Lo sguardo era rivolto verso la finestra, quella che dava sul mare calmo di Ballycastle, al cospetto del quale era solito giocare da piccolo con suo padre, sulla sabbia fresca o nella morbida erba che faceva da contorno a quel paesaggio idilliaco. Ricordi che avrebbero fatto male come lame affilate, se solo il biondo non avesse trovato finalmente quella stabilità interiore. In molti al suo posto sarebbero impazziti nel cercare una risposta o una conferma definitiva, ma lui aveva semplicemente accettato la sua condizione con fredda passività: se i suoi genitori avevano scelto di andarsene, o se anche fossero stati costretti a farlo, se fossero vivi o meno, lui non poteva ormai farci nulla. Era ancora un ragazzo di sedici anni, ma aveva già scelto di non vivere nell’ombra di quei ricordi.
Dopo parecchio tempo, Kevin si voltò verso la creatura minuta, uno dei lasciti che riempivano ancora quell’edificio, la cosa più vicina ad una casa per lui. Per quanto ne sapeva, Murky serviva sua madre dall’alba dei tempi con una fedeltà che non aveva mai vacillato neanche dinnanzi ai modi rigidi di Catherine. La creatura si era sentita abbandonata come lui, o almeno era quello che gli aveva detto finora. Dal canto suo, il ragazzo invidiava l’elfo ed il suo privilegio di “possedere” quella casa tutta per sé, mentre lui, in quanto minorenne, era ancora costretto a vivere con i suoi zii, a Londra. Cercava sempre un’occasione per poter tornare lì, che fosse anche per qualche misera ora. Era una delle poche cose capaci di colmare il suo vuoto interiore.

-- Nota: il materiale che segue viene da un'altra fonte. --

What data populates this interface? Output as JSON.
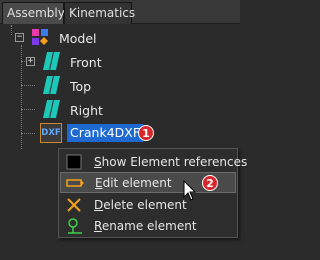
{
  "tabs": [
    {
      "label": "Assembly",
      "active": true
    },
    {
      "label": "Kinematics",
      "active": false
    }
  ],
  "tree": {
    "root": {
      "label": "Model",
      "icon": "model-icon",
      "expander": "−"
    },
    "planes": [
      {
        "label": "Front",
        "icon": "plane-icon",
        "expander": "+"
      },
      {
        "label": "Top",
        "icon": "plane-icon"
      },
      {
        "label": "Right",
        "icon": "plane-icon"
      }
    ],
    "element": {
      "label": "Crank4DXF",
      "icon_text": "DXF",
      "icon": "dxf-icon",
      "badge": "1"
    }
  },
  "context_menu": {
    "items": [
      {
        "mnemonic": "S",
        "rest": "how Element references",
        "icon": "references-icon"
      },
      {
        "mnemonic": "E",
        "rest": "dit element",
        "icon": "edit-icon",
        "badge": "2",
        "hovered": true
      },
      {
        "mnemonic": "D",
        "rest": "elete element",
        "icon": "delete-icon"
      },
      {
        "mnemonic": "R",
        "rest": "ename element",
        "icon": "rename-icon"
      }
    ]
  },
  "colors": {
    "selection": "#1e6ad0",
    "badge": "#d9262a",
    "plane": "#1fc7b8",
    "dxf_border": "#c88a2a",
    "dxf_text": "#5fa8ff"
  }
}
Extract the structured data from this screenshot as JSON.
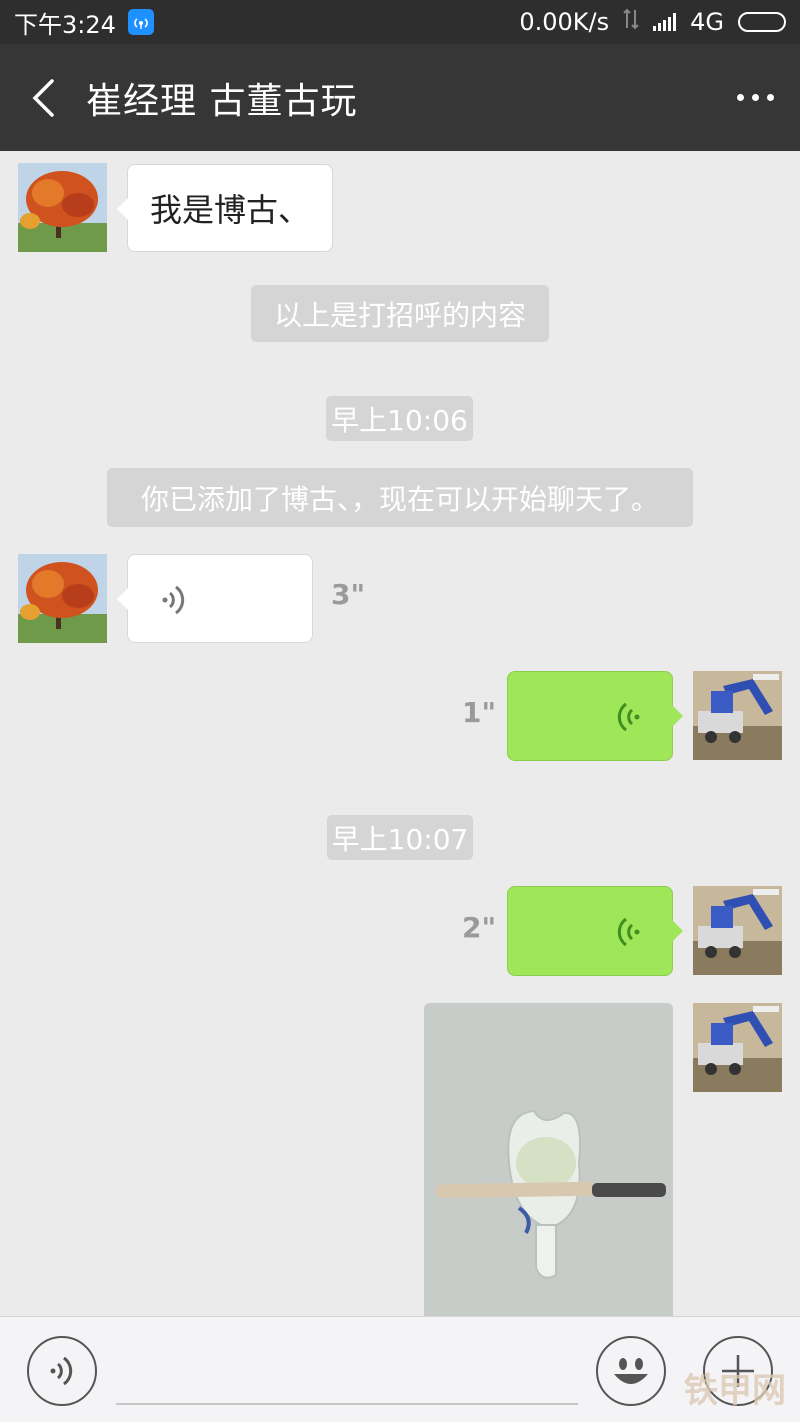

« E tu cosa ne vuoi sapere? Sei un elfo domestico. Non hai mai avuto un’alternativa. » Una certa freddezza aveva reso quelle parole glaciali, irreversibili. Kevin aveva sempre odiato essere appellato in quel modo da Murky, ma le usanze imposte da sua madre parevano valere anche in sua assenza. *
Sempre capace di irrigidire l’atmosfera* Convenne tacitamente il ragazzo.
L’elfo non diede segno di essersi offeso. Lui non si offendeva mai, altrimenti non avrebbe resistito un giorno al servizio di quella donna.
« È stata la madre del padroncino a dire una cosa del genere a Murky, molto tempo fa. » Ed eccola lì, Catherine che cercava di influenzare la sua vita anche in quel momento, senza che fosse presente o, nel peggiore dei casi, viva. Era tipico di lei. L’elfo si riferiva ovviamente alle parole da lui stesso dette in precedenza, come se avesse ignorato totalmente quelle di Kevin. Pensare all’eventualità che i suoi genitori se ne fossero davvero andati non lo fece tremare. Aveva deciso di sotterrare certe debolezze.
« Tu hai sempre creduto troppo alle sue parole. » Sentenziò il ragazzo, alzandosi dal letto. Riservò un’ultima avida occhiata alle acque calme al di là della finestra. Avrebbe rinunciato a tutto pur di poter rimanere un minuto in più in quella casa, ma suo zio lo stava aspettando fuori dall’edificio, pronto a strapparlo ancora una volta alle sue radici. Ma qualcosa riusciva a dargli forza: la prossima volta che Kevin avesse fatto visita a quel luogo sarebbe stato maggiorenne, e non avrebbe più permesso a nessuno di allontanarlo dalle proprie origini.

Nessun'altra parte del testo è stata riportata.